GENEL KURUL KONUŞMASI
Konu: Bazı Kanunlarda Değişiklik Yapılmasına Dair Kanun Teklifi münasebetiyle
Yasama Yılı:3
Birleşim:111
Tarih:18.07.2025

ALİ BOZAN (Mersin) - Sayın Başkan, değerli milletvekilleri; gecenin ikisinde Genel Kurulu saygıyla, sevgiyle selamlıyorum.

Değerli halkımız, bugün Rojava devriminin 13'üncü yıl dönümü. Kadınlar öncülüğünde gerçekleştirilen bu devrim, bugün yaşam modeliyle tüm dünyaya örnek teşkil etmektedir. Kobani mücadele ruhu Rojava devrimine dönüşerek sadece Kürt halkı için değil aynı zamanda Suriye'de yaşayan Araplar, Türkmenler, Ermeniler ve Süryaniler için de umut oldu. Barbar IŞİD çeteleri Kürt halkı ve dostlarının kahramansı mücadelesiyle yenilgiye uğratıldı. Rojava devrimi kutlu olsun, "..."(*) Rojava. (DEM PARTİ sıralarından alkışlar)

Değerli arkadaşlar, şimdi maddeyle ilgili konuşacağım.

Sayın Başkan, hem size hem de özellikle AKP Grubuna eğer izin olursa, müsaade olursa süre açısından bir dakikalık bir konuşma dinleteceğim, konuşma süremi başka kullanmayacağım süreden tasarruf olması için.

VELİ AĞBABA (Malatya) - Olur, olur; faydalı, faydalı.

BAŞKAN - Sayın Bozan...

ALİ BOZAN (Devamla) - Buyurun Başkanım.

BAŞKAN - Önce, şu az önce sarf ettiğiniz Kürtçe kelimenin Türkçesini söyleyin, Kürtçe bilmeyen arkadaşlarımız da vâkıf olsun.
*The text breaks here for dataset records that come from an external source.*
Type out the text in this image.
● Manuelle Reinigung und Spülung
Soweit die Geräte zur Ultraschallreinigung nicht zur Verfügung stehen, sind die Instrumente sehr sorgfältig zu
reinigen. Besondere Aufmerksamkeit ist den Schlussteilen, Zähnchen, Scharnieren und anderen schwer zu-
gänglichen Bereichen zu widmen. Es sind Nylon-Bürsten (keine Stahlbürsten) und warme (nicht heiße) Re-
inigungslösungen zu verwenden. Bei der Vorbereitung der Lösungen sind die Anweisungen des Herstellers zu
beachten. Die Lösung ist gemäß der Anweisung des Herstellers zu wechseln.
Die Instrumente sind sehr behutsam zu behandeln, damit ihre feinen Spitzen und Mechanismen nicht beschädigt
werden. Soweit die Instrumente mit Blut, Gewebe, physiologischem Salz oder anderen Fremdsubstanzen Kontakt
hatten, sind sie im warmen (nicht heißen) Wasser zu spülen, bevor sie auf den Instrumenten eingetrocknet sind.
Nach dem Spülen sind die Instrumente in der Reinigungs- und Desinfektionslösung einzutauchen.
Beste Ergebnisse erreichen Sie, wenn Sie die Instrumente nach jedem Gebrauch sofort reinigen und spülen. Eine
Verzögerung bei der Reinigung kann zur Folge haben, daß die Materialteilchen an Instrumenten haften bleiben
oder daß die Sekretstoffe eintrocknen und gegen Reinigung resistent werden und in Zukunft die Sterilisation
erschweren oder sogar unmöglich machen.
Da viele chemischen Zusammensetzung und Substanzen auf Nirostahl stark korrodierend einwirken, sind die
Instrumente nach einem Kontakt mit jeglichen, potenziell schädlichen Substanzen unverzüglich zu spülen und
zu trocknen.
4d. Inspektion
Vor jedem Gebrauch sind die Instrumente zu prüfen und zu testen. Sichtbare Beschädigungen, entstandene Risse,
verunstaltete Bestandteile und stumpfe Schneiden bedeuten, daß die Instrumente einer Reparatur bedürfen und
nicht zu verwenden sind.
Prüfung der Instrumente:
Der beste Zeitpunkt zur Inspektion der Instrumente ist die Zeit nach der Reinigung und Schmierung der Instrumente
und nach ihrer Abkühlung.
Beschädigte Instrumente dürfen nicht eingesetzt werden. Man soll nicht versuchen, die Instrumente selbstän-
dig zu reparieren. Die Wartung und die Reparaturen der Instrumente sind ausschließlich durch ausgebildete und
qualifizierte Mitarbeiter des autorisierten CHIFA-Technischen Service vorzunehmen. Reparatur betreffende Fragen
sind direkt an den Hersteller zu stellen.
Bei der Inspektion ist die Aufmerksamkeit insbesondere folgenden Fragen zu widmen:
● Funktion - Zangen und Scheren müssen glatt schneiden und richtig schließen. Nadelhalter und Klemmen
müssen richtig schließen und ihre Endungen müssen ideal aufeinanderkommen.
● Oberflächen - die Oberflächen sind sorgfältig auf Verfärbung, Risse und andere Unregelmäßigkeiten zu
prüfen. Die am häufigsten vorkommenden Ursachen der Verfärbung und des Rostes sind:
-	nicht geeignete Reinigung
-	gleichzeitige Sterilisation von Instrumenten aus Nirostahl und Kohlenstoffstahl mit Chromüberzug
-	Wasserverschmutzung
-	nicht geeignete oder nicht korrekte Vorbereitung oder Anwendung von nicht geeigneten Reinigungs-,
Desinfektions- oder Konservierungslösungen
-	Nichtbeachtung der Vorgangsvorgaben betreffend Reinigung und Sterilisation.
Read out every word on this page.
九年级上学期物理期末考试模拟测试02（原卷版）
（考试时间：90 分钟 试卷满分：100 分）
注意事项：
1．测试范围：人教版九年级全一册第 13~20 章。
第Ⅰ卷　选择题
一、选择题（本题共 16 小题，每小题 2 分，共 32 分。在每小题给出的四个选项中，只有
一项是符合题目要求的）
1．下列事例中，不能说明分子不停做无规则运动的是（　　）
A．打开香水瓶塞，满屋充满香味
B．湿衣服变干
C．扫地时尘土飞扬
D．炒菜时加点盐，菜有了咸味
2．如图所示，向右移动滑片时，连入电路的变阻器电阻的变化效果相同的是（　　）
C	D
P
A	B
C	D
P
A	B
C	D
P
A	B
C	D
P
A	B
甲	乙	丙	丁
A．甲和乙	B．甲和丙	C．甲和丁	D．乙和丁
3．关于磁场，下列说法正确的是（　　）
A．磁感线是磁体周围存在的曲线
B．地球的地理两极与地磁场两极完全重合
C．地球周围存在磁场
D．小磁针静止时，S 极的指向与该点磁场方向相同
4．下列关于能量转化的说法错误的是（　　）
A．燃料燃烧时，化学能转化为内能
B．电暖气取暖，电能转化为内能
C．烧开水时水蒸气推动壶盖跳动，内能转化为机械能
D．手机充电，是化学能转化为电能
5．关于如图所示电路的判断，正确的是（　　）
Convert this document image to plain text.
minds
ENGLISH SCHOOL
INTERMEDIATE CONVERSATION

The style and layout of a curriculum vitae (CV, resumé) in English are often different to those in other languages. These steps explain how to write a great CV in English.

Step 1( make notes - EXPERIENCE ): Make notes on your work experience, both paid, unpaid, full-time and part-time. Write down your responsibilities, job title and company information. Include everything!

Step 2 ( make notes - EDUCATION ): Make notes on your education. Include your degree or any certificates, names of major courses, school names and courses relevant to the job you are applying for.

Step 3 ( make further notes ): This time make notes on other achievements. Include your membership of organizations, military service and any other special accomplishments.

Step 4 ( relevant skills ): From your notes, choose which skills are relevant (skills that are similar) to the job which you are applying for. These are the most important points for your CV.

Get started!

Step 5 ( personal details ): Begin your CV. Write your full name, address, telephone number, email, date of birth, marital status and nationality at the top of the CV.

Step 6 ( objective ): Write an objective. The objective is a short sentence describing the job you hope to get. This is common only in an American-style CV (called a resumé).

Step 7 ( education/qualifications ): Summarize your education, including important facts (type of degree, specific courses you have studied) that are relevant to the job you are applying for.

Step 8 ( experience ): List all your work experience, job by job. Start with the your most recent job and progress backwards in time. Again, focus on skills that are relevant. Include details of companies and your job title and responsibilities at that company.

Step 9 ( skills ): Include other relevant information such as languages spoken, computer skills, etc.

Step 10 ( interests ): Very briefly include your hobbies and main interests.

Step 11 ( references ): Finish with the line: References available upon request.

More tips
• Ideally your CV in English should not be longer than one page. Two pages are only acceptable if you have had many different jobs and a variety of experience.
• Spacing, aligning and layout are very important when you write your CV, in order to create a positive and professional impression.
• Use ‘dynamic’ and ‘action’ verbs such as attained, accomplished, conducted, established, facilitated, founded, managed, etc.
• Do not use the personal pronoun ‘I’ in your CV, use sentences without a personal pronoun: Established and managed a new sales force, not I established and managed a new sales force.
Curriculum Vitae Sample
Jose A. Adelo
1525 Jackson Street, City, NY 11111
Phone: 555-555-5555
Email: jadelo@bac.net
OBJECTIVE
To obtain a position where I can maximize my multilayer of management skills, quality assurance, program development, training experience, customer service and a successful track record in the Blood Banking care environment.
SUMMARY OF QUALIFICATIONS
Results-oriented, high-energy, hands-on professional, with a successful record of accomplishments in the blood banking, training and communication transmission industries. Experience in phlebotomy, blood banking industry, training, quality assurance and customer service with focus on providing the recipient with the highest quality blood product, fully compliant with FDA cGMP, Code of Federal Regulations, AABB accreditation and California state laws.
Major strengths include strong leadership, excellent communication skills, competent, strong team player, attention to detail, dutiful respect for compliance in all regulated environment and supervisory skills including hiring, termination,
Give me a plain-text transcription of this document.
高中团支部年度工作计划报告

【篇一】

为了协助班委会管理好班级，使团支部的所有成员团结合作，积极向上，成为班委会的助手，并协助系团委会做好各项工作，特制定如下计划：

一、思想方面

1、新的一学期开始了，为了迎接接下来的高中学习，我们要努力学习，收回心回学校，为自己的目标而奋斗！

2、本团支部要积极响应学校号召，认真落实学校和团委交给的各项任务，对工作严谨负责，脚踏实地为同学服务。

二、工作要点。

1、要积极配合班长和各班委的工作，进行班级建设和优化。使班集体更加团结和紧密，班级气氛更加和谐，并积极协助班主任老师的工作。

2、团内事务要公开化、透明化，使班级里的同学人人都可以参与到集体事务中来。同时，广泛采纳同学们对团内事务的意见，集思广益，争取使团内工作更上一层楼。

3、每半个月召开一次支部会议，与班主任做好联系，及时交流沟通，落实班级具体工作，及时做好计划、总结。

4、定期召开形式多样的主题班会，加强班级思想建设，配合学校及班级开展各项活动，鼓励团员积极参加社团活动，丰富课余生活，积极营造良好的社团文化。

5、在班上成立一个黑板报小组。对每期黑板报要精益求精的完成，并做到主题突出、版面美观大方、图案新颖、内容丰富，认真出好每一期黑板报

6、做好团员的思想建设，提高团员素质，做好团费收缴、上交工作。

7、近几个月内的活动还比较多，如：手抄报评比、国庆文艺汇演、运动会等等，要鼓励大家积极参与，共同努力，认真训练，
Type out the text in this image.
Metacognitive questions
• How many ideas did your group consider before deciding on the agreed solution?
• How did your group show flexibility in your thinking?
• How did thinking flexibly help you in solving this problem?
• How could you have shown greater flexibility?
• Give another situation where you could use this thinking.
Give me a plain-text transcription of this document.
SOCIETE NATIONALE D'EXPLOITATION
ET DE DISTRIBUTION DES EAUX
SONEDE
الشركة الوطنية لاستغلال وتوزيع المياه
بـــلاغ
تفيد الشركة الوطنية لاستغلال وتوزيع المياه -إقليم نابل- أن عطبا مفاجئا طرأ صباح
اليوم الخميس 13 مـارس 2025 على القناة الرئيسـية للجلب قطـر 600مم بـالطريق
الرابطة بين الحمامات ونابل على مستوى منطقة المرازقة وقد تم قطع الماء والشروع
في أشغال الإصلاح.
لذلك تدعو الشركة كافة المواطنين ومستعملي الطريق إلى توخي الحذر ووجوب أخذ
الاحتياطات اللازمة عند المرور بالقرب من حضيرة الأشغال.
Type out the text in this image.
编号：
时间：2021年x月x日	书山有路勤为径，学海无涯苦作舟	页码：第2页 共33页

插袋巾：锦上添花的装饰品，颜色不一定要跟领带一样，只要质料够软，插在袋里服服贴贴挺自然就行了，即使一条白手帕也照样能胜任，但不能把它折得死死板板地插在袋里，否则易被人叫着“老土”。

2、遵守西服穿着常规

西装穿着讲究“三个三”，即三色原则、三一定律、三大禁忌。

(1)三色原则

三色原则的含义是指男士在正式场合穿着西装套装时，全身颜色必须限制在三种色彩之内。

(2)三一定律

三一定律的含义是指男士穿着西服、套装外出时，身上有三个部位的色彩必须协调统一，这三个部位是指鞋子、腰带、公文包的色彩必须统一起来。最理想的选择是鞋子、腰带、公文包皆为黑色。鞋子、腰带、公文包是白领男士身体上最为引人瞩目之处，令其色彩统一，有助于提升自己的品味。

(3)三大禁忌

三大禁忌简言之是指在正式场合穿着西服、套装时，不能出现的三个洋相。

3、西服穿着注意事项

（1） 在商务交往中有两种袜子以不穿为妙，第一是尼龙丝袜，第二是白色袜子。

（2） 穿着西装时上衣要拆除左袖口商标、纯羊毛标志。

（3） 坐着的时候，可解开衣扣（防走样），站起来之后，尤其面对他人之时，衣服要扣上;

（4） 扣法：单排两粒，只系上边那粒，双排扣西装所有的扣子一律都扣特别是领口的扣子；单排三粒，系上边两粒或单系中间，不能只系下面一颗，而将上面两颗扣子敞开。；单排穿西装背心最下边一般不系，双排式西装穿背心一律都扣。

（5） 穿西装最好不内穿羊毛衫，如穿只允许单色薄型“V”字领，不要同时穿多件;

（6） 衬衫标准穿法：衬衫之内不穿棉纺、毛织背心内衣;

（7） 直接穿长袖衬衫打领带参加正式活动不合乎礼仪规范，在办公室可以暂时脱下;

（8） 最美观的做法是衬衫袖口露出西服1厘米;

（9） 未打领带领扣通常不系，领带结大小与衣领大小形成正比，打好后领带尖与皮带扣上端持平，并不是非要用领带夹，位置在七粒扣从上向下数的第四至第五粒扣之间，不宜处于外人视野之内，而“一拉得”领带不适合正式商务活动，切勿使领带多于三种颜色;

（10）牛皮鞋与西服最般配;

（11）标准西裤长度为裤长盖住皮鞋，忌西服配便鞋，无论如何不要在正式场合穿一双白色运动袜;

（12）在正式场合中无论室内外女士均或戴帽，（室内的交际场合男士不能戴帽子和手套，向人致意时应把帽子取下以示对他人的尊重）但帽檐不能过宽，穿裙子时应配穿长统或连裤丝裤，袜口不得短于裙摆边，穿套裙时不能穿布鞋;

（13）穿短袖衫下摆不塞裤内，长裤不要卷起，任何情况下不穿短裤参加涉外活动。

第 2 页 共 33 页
ALİ BOZAN (Devamla) - Başkanım, "..."(*) Rojava, "Yaşasın Rojava." demektir. Rojava, zaten bir özel isim, bir bölgenin adı; "..."(*) de "yaşasın" demektir. (DEM PARTİ sıralarından alkışlar)

BAŞKAN - Peki, tamam.

ALİ BOZAN (Devamla) - Şimdi, Sayın Başkan...

SEZAİ TEMELLİ (Muş) - Kürtçe ders bitti.

ALİ BOZAN (Devamla) - Evet, Kürtçe dersi bitti.

Şöyle söyleyeyim, dinletmek istediğim ses kaydı şuydu aslında: Günlerdir Meclis önünde eylemde olan, açlık grevinde olan yurttaşları dinletmek istiyordum ama sıra gelince Sayın Başkan, bence bu konuda itiraz olmayacaktır.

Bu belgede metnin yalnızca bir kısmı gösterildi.